In februari 1987 is er de aanhouding van Johan Lampaert, garagehouder en lobbyman van GDC, en van kolonel Joël De Smet, indertijd kabinetschef van Freddy Vreven. Beiden worden na enkele weken vrijgelaten.

Het verdere onderzoek richt zich op de lobbyman van GDC in België en op de ambtenaren die betrokken waren bij het totstandkomen van dit contract. Heel anders dan bij de zaak-Agusta en de zaak-Dassault worden de politiek verantwoordelijken, in de eerste plaats de toenmalige minister van Landsverdediging Freddy Vreven, volledig ongemoeid gelaten. Gedurende twaalf jaar gerechtelijk onderzoek is Freddy Vreven nooit ondervraagd. De bijzondere commissie vervolgingen van de Kamer zag geen redenen om zijn onschendbaarheid op te heffen. En ook andere sporen die mogelijk naar de PVV leiden zijn niet grondig onderzocht.

De resultaten van het onderzoek zijn uiterst mager. Lobbyman Johan Lampaert heeft toegegeven dat hij zeven miljoen frank heeft ontvangen voor z’n lobbywerk. Het geld raakte bij hem via de vennootschap Imacu op het kanaaleiland Jersey. Eveneens via Jersey ging nog eens vijftig miljoen frank naar gewezen legercommandant André Vandenheede. Hij werkte op de aankoopdienst van het leger.
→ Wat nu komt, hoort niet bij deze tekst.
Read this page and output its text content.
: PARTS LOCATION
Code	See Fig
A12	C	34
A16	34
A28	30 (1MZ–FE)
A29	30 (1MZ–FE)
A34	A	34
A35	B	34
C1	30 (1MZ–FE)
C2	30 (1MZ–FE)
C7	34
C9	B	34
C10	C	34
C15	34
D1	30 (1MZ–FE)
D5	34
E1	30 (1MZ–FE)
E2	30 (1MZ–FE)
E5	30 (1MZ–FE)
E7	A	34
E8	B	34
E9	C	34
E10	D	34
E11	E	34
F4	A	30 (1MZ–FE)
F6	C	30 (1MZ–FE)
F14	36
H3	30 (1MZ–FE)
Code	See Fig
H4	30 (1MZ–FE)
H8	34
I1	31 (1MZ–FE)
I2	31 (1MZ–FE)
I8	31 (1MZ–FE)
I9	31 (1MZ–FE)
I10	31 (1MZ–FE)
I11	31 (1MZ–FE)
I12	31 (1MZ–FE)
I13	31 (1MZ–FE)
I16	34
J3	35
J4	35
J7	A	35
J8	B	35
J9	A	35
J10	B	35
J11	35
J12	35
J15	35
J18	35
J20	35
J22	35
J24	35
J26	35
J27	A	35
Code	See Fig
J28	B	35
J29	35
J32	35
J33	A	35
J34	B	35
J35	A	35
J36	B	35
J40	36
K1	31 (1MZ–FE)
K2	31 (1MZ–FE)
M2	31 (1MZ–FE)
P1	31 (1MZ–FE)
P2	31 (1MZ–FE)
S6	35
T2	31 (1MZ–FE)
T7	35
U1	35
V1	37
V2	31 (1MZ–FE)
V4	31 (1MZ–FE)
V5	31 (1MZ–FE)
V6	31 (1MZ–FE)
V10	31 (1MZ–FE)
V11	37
Al die tijd toonde het parket zich niet heel actief. Het naspeuren van geldtransacties in het belastingparadijs Jersey gebeurde traag maar vooral onbeholpen. Eerste verdachte Johan Lampaert verdwijnt naar Thailand. Op 9 april 1996 levert Thailand hem uit aan België. Op 26 april 1996 wordt hij vrijgelaten. Ook Vandenheede vertoeft lange tijd in het buitenland waar hij niet wordt lastig gevallen.

Het parket slaagt er op die manier niet in om volledig uit te vissen wie nu wel en wie niet is betrokken bij dit smeergeldschandaal. En beslist dan maar om én de lobbyman en de volledige bestuurlijke beslissingsketen voor de raadkamer te dagen, in totaal vijftien mensen. De beschuldigingen zijn oplichting van de Belgische overheid, schriftvervalsing en corruptie.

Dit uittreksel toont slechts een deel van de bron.